Given that, I could not quite figure out why I should obsess about having only the finest in wooden cutting boards.
The only valid argument I read for using glued-up end-grain cutting boards is that they hide the knife cut marks better. To me, that has the ring of truth (based on having done a limited amount of hobby woodworking), so if the look of the board is paramount, and you actually plan to use it a lot, and you are unwilling to sand out the cut marks every few years, then end-grain is what you should choose.
Otherwise, for the rest of us, the best evidence is that none of the fine points of fine cutting board materials and construction make any material difference whatsoever to the average kitchen user.
Revelation! I am liberated.
Source: Lesfleurs.com.

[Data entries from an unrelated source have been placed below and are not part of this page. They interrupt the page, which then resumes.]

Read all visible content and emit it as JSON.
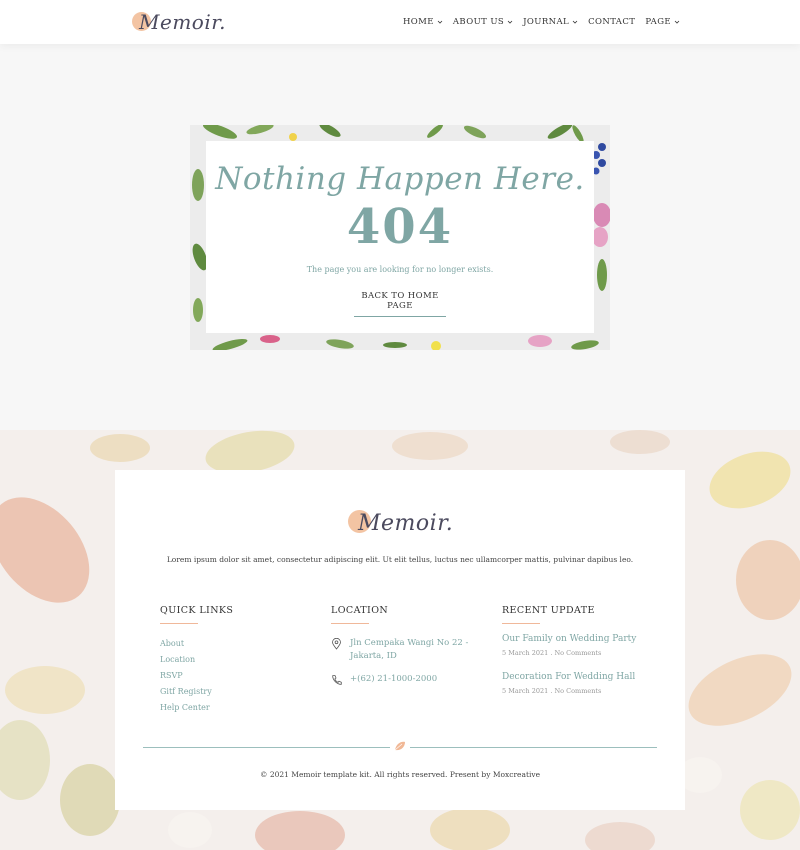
{
  "header": {
    "logo_text": "Memoir.",
    "nav": [
      {
        "label": "HOME",
        "has_dropdown": true
      },
      {
        "label": "ABOUT US",
        "has_dropdown": true
      },
      {
        "label": "JOURNAL",
        "has_dropdown": true
      },
      {
        "label": "CONTACT",
        "has_dropdown": false
      },
      {
        "label": "PAGE",
        "has_dropdown": true
      }
    ]
  },
  "error": {
    "title": "Nothing Happen Here.",
    "code": "404",
    "message": "The page you are looking for no longer exists.",
    "button_label": "BACK TO HOME PAGE"
  },
  "footer": {
    "logo_text": "Memoir.",
    "description": "Lorem ipsum dolor sit amet, consectetur adipiscing elit. Ut elit tellus, luctus nec ullamcorper mattis, pulvinar dapibus leo.",
    "quick_links": {
      "title": "QUICK LINKS",
      "items": [
        "About",
        "Location",
        "RSVP",
        "Gitf Registry",
        "Help Center"
      ]
    },
    "location": {
      "title": "LOCATION",
      "address_line1": "Jln Cempaka Wangi No 22 -",
      "address_line2": "Jakarta, ID",
      "phone": "+(62) 21-1000-2000"
    },
    "recent": {
      "title": "RECENT UPDATE",
      "posts": [
        {
          "title": "Our Family on Wedding Party",
          "meta": "5 March 2021 . No Comments"
        },
        {
          "title": "Decoration For Wedding Hall",
          "meta": "5 March 2021 . No Comments"
        }
      ]
    },
    "copyright": "© 2021 Memoir template kit. All rights reserved. Present by Moxcreative"
  },
  "colors": {
    "accent": "#7fa6a4",
    "peach": "#f3c4a3",
    "logo_dark": "#4b4a5e"
  }
}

For whatever reason, the French seem to dominate the market for antique cutting boards.
Turns out, a wooden cutting board is a wooden board. That you cut stuff up on. All the rest is detail. Most of which does not much matter.
Stupid as that sounds, you’d be hard pressed to arrive at that conclusion from any on-line discussion or advice on this issue.
For me, the final nail in wooden cutting board coffin was this: If you listen to the experts, you must use only selected fine-grained hardwoods and yada yada yada. But in practice, not only does it make more-or-less no practical difference how the wood is oriented, you can use just about any old wood you please*, and you’ll end up with a serviceable cutting board.
On Amazon, without even trying, I came across boards made from:
- Maple
- Teak
- Walnut
- Cherry
- Acacia
- Rubberwood
- Neem
- Sapele
So I kicked that up a notch and just started Googling “cutting board” plus any random wood species that popped into my head. And immediately found kitchen cutting boards made from:
- Redwood
- Cedar
- Tulip poplar
- Pine
- Ash
- Hickory
- Mahogany
These are woods with widely varying properties and hardness. But the fact is, I never found a common species of wood, for which there is some commercial timber market, from which I couldn’t find a cutting board, made by somebody, offered for sale.
* Within reason. My wife mentions that oleander wood is poisonous. Similarly, there are anecdotes of unknown quality regarding allergic reactions from (e.g.) use of walnut or other nut woods in cutting boards. (Others dismiss that by noting that the allergens in (e.g.) nuts are found in the fruit, not the wood of the tree.) And, for sure, I would not want to cut up food on eastern red cedar, for fear the food would smell like a cedar chest. Similarly, I’d probably avoid camphor wood (frequently used in the East as red cedar is used in the West.) And so on. Any wood you please, within reason.
Conclusion
In short, buy whatever looks like it’ll meet your needs, and seems constructed well enough to stay in one piece.
And never run a wooden cutting board through the dishwasher.